Update for recent site change and fix first chapter

Recent site changes mean the keywords meta attribute doesn't have spaces after the comma. Also, sometimes the first chapter does not have a number. Was defaulting to "Chapter 1" but this works it out based on later chapters.
2026-01-02 22:23:52 +01:00 · 2021-03-21 19:32:55 +11:00 · 2021-03-21 19:32:55 +11:00 · 52ae3d1ec0
commit 52ae3d1ec0
parent 69b6fcc17b
1 changed files with 23 additions and 2 deletions
--- a/fanficfare/adapters/adapter_literotica.py
+++ b/fanficfare/adapters/adapter_literotica.py
@ -108,7 +108,7 @@ class LiteroticaSiteAdapter(BaseSiteAdapter):

    def getCategories(self, soup):
        if self.getConfig("use_meta_keywords"):
-            categories = soup.find("meta", {"name":"keywords"})['content'].split(', ')
+            categories = soup.find("meta", {"name":"keywords"})['content'].split(',')
            categories = [c for c in categories if not self.story.getMetadata('title') in c]
            if self.story.getMetadata('author') in categories:
                categories.remove(self.story.getMetadata('author'))
@ -228,6 +228,7 @@ class LiteroticaSiteAdapter(BaseSiteAdapter):
            descriptions = []
            ratings = []
            chapters = []
+            chapter_name_type = None
            while chapterTr is not None and 'sl' in chapterTr['class']:
                description = "%d. %s" % (len(descriptions)+1,stripHTML(chapterTr.findAll("td")[1]))
                description = stripHTML(chapterTr.findAll("td")[1])
@ -241,13 +242,16 @@ class LiteroticaSiteAdapter(BaseSiteAdapter):

                chapter_title = chapterLink.text
                if self.getConfig("clean_chapter_titles"):
-                    # logger.debug('\tChapter Name: "%s"' % chapterLink.string)
                    # logger.debug('\tChapter Name: "%s"' % chapterLink.text)
                    if chapterLink.text.lower().startswith(seriesTitle.lower()):
                        chapter = chapterLink.text[len(seriesTitle):].strip()
                        # logger.debug('\tChapter: "%s"' % chapter)
                        if chapter == '':
                            chapter_title = 'Chapter %d' % (self.num_chapters() + 1)
+                            # Sometimes the first chapter does not have type of chapter 
+                            if self.num_chapters() == 0:
+                                logger.debug('\tChapter: first chapter without chapter type')
+                                chapter_name_type = None
                        else:
                            separater_char = chapter[0]
                            # logger.debug('\tseparater_char: "%s"' % separater_char)
@ -259,14 +263,19 @@ class LiteroticaSiteAdapter(BaseSiteAdapter):
                                    chapter_title = 'Chapter %d' % int(chapter)
                                except:
                                    chapter_title = 'Chapter %s' % chapter
+                                chapter_name_type = 'Chapter' if chapter_name_type is None else chapter_name_type
+                                logger.debug('\tChapter: chapter_name_type="%s"' % chapter_name_type)
                            elif chapter.lower().startswith('pt.'):
                                chapter = chapter[len('pt.'):]
                                try:
                                    chapter_title = 'Part %d' % int(chapter)
                                except:
                                    chapter_title = 'Part %s' % chapter
+                                chapter_name_type = 'Part' if chapter_name_type is None else chapter_name_type
+                                logger.debug('\tChapter: chapter_name_type="%s"' % chapter_name_type)
                            elif separater_char in [":", "-"]:
                                chapter_title = chapter
+                                logger.debug('\tChapter: taking chapter text as whole')

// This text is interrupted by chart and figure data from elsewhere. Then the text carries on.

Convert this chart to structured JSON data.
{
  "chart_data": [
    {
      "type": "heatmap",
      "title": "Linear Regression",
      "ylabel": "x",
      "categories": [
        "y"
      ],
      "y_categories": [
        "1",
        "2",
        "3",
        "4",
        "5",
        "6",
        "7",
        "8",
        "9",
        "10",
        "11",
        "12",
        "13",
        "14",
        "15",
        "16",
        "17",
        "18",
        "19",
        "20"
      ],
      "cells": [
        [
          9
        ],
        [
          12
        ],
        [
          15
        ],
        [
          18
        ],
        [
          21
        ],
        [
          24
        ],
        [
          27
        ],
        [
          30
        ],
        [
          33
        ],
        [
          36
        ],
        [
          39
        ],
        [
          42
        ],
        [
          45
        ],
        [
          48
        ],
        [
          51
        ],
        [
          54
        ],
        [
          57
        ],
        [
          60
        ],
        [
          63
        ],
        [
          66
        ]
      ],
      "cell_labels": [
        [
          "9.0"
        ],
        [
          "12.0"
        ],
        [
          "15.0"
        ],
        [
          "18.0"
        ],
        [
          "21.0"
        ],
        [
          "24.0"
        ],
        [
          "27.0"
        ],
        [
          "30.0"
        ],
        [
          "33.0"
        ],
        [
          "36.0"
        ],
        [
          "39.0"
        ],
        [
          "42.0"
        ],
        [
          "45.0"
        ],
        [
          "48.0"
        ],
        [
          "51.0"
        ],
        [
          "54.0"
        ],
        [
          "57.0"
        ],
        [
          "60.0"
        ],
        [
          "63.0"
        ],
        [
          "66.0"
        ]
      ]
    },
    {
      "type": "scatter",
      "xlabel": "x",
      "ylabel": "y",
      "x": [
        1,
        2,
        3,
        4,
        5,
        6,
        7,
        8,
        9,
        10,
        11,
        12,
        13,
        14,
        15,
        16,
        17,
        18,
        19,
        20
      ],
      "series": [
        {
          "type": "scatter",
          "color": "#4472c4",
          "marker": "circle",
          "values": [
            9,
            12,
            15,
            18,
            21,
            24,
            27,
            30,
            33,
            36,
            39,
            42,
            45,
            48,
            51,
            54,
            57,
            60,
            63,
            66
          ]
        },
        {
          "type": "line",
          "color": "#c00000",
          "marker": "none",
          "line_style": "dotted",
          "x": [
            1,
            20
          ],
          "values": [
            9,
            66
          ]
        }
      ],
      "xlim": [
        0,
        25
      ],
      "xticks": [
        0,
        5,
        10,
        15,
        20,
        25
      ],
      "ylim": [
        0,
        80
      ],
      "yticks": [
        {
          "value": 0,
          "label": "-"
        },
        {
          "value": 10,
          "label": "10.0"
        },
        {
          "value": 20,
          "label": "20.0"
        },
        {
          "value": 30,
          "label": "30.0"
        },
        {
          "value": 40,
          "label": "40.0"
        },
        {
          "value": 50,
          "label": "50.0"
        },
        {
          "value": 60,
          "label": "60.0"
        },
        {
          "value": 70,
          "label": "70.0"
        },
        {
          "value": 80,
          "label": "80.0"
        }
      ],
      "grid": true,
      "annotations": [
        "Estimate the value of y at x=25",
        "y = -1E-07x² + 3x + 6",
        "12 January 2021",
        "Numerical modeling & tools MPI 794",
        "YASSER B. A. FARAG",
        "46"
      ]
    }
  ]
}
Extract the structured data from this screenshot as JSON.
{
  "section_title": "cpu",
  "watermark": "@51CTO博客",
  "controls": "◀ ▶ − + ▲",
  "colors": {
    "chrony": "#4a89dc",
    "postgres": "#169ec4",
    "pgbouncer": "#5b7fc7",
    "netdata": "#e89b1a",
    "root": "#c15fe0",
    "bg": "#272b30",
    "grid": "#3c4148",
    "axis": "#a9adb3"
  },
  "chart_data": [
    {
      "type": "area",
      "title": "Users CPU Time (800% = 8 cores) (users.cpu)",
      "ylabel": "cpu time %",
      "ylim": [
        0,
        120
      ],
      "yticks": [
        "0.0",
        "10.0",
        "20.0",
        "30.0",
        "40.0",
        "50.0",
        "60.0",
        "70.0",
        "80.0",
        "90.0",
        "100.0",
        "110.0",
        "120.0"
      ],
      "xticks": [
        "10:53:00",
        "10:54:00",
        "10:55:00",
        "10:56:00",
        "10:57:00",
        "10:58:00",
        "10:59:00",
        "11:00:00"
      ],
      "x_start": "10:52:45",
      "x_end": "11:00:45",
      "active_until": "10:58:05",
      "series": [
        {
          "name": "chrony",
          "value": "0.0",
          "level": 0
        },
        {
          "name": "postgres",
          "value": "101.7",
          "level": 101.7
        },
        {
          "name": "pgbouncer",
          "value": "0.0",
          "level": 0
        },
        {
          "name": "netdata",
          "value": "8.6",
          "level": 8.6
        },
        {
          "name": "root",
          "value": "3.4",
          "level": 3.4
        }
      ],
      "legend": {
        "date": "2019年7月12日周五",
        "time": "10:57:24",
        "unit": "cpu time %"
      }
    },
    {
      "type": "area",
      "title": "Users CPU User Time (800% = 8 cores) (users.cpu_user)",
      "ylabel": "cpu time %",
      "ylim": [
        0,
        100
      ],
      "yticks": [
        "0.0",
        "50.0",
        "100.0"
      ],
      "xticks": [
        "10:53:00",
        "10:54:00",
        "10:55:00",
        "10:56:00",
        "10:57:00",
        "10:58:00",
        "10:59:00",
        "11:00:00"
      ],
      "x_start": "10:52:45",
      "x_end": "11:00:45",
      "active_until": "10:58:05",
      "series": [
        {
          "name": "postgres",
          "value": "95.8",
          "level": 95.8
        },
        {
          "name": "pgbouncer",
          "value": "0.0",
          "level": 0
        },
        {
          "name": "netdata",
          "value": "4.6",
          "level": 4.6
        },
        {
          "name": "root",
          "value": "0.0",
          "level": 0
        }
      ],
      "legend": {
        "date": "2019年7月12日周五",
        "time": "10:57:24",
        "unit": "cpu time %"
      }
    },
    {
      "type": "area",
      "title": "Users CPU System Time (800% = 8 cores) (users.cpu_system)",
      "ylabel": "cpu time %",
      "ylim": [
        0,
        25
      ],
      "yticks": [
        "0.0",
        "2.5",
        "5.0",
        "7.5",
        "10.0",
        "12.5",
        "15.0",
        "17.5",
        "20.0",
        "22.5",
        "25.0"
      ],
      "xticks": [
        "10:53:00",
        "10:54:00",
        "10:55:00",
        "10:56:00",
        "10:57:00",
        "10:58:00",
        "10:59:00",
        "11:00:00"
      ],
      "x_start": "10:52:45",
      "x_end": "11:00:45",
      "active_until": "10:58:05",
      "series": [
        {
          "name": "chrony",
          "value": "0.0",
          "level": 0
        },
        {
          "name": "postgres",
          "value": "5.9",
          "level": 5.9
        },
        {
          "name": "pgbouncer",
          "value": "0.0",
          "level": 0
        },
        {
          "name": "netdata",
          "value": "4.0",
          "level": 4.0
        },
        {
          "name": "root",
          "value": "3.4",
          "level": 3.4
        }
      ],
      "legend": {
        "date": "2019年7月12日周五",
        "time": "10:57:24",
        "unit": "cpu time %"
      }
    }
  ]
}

                # pages include full URLs.
                chapurl = chapterLink['href']
@ -285,6 +294,18 @@ class LiteroticaSiteAdapter(BaseSiteAdapter):
                except:
                    pass

+            if self.getConfig("clean_chapter_titles") \
+                and chapter_name_type is not None \
+                and not chapters[0][0].startswith(chapter_name_type):
+                logger.debug('\tChapter: chapter_name_type="%s"' % chapter_name_type)
+                logger.debug('\tChapter: first chapter="%s"' % chapters[0][0])
+                logger.debug('\tChapter: first chapter number="%s"' % chapters[0][0][len('Chapter'):])
+                chapters[0] = ("%s %s" % (chapter_name_type, chapters[0][0][len('Chapter'):].strip()),
+                               chapters[0][1],
+                               chapters[0][2],
+                               chapters[0][3]
+                               )
+
            chapters = sorted(chapters, key=lambda chapter: chapter[3])
            for i, chapter in enumerate(chapters):
                self.add_chapter(chapter[0], chapter[1])